The game is usually played so that each player tries to find the shortest word ladder between two words. The shortest ladder would, of course, depend on the lexicon, or list of words, being used for the game. Using the SOWPODS word list (see Provided Resources), word ladders with minimum length for the start-end pairs above would be:
clash, class, claws, clows, clown
cat, cot, dot, dog
The interface WordLadderGame defines several methods associated with the generation of word ladders. The class Doublets provides an implementation of this interface. You must provide a correct implemen-tation of the Doublets class by completing its constructor and providing a correct implementation of each WordLadderGame method. You must meet all the requirements specified and implied by the Javadoc com-ments in these files. You may add as many private methods as you would like, but you can’t add any public methods. You may add as many nested classes as you would like, but you can’t add any top-level classes. Although you may import other classes that are part of the JDK, the imports already provided are the suggested ones that you will need.

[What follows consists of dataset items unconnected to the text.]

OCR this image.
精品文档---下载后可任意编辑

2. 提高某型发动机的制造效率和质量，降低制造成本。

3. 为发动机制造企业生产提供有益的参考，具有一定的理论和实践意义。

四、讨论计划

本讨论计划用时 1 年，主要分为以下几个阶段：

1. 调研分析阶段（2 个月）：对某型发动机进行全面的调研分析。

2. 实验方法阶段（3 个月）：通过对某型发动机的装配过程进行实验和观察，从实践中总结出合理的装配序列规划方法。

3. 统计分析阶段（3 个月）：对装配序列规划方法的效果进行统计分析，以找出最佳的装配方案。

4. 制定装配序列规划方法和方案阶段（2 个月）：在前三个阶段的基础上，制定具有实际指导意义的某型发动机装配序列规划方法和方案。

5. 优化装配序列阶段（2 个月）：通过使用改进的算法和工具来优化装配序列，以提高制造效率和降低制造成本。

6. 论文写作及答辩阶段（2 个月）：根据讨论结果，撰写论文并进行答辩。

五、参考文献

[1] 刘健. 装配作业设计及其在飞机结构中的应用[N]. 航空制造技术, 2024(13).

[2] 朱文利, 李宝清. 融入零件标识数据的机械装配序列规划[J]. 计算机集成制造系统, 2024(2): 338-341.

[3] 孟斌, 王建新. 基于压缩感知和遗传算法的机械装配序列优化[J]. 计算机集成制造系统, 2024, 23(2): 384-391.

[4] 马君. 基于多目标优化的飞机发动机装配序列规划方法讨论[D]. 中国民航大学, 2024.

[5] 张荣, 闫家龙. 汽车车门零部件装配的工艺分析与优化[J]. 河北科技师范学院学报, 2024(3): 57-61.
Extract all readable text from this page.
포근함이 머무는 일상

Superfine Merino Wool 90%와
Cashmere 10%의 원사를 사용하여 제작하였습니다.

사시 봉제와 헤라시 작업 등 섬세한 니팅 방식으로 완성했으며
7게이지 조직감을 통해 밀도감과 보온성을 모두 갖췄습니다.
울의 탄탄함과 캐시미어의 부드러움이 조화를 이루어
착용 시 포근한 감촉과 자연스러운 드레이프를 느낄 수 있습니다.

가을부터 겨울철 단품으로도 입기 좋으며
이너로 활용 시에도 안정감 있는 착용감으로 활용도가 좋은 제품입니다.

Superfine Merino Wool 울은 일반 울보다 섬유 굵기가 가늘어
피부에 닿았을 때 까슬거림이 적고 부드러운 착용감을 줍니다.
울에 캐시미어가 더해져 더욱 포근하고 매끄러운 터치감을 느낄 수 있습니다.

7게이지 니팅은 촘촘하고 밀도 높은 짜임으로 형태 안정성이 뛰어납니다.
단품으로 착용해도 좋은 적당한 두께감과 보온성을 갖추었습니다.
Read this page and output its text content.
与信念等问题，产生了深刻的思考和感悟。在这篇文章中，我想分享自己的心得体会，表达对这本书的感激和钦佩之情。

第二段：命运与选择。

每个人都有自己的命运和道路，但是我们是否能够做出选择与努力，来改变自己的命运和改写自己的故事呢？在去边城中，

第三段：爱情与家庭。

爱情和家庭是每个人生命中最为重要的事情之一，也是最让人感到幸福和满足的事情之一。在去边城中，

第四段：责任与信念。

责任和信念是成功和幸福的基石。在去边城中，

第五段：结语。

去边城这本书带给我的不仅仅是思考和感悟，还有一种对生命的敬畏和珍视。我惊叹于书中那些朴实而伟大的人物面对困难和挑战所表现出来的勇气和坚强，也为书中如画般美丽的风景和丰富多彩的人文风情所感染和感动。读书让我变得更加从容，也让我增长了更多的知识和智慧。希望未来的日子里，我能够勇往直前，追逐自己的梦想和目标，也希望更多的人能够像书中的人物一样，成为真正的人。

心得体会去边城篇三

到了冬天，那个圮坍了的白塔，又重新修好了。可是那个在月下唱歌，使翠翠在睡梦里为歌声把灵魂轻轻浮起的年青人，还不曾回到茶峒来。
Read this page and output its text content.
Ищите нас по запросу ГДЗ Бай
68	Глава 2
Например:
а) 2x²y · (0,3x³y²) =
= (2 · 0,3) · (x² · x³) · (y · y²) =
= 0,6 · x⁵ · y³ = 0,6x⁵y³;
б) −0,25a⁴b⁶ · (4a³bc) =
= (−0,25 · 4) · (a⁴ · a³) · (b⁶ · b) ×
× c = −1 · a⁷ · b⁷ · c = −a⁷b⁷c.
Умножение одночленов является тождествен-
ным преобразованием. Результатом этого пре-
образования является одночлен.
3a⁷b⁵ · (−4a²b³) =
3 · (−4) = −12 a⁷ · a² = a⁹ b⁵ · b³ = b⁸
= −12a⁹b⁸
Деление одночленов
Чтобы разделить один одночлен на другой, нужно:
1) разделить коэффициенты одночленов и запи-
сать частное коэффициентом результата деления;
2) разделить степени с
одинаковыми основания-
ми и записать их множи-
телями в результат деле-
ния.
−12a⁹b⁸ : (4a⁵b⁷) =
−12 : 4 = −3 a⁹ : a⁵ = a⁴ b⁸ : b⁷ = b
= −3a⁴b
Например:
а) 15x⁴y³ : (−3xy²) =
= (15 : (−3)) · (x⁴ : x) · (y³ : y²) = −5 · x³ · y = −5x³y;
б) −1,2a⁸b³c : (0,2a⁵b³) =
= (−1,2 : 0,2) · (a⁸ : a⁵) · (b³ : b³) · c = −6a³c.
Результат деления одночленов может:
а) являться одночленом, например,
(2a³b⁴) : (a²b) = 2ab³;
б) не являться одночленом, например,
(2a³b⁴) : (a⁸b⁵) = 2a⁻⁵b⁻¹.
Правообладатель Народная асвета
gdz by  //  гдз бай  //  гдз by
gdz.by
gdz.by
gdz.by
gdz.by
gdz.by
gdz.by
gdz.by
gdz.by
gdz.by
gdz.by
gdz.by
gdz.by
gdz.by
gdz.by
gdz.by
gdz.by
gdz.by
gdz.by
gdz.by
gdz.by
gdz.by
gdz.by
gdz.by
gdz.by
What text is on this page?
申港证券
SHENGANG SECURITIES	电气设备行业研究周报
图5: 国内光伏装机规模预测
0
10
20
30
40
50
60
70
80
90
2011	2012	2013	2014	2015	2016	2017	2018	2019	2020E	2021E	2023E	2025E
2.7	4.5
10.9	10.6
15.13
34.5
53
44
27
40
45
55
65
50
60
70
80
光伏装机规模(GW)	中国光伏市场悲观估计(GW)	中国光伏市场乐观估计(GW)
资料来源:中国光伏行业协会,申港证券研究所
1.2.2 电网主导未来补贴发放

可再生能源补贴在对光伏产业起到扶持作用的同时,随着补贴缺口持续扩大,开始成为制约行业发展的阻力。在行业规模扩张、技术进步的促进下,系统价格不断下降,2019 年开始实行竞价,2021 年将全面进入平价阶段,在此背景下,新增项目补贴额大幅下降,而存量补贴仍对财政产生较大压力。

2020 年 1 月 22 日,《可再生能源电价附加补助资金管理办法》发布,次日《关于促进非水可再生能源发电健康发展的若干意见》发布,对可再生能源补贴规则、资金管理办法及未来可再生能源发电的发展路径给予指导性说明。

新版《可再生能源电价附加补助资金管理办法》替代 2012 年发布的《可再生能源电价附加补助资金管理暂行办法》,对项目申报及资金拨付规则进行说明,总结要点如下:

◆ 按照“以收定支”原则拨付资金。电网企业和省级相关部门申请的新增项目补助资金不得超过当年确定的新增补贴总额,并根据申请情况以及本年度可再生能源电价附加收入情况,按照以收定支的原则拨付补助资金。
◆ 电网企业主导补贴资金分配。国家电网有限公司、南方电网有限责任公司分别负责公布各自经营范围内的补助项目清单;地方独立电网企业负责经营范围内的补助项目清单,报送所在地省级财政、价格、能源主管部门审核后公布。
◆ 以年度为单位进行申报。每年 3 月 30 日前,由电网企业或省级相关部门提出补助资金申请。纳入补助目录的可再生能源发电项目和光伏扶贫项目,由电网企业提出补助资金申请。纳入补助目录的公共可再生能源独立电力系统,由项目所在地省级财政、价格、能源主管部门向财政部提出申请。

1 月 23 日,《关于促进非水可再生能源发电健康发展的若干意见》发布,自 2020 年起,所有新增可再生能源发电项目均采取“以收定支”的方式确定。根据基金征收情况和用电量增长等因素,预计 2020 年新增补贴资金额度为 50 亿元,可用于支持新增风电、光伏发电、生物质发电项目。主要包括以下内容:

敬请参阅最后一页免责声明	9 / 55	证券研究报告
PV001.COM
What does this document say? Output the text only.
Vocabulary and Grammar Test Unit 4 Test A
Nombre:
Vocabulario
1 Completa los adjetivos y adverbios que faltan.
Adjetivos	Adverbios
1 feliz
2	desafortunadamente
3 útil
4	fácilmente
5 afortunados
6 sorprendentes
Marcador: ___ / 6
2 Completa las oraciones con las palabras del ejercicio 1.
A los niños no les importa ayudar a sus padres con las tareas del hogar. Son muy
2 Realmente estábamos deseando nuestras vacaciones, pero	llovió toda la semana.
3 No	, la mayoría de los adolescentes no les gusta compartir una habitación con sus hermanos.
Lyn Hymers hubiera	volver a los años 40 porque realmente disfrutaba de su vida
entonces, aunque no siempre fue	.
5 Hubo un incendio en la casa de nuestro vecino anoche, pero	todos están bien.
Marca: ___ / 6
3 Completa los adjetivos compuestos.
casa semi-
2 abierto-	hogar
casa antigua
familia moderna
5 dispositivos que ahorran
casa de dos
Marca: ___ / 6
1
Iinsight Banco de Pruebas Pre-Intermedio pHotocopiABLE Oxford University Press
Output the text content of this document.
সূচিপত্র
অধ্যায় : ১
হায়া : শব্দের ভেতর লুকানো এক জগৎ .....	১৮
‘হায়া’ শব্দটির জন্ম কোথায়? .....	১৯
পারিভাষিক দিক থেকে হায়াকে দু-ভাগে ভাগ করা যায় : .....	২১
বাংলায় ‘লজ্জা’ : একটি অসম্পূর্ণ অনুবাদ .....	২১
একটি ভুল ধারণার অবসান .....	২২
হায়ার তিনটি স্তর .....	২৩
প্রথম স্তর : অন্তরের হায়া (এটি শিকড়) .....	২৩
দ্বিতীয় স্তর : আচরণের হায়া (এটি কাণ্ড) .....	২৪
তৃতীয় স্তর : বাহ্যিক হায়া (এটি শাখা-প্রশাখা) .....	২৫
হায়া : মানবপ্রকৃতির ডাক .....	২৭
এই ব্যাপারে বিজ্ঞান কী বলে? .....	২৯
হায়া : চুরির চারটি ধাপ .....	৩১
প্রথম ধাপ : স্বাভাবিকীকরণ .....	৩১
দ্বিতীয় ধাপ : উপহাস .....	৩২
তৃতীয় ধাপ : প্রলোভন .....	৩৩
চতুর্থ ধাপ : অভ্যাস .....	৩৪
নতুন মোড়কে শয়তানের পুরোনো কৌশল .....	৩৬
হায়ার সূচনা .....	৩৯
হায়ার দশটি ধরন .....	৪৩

You are provided with the following resources as part of the assignment.
The WordLadderGame interface.
The Doublets class (a shell, not complete).
A jar file, WordLists.jar. This jar file contains the following text files that you are allowed to use as lexicons for the Doublets class: CSW12.txt (the word list used in international Scrabble tournaments), OWL.txt (the word list used in North American Scrabble tournaments), sowpods.txt (SOWPODS— a commonly used combination of the CSW list and the OWL list), words.txt (the word list supplied in UNIX distributions), small.txt (a relatively small subset of the SOWPODS list), tiny.txt (a truly tiny word list), and names.txt (a list of first names used in the United States from 1880-2012, provided by the U.S. Social Security Administration2).
A sample client, ExampleClient.java. This driver class illustrates basic calls to the methods, and it also demonstrates how to associate a text file contained in WordList.jar with an InputStream object.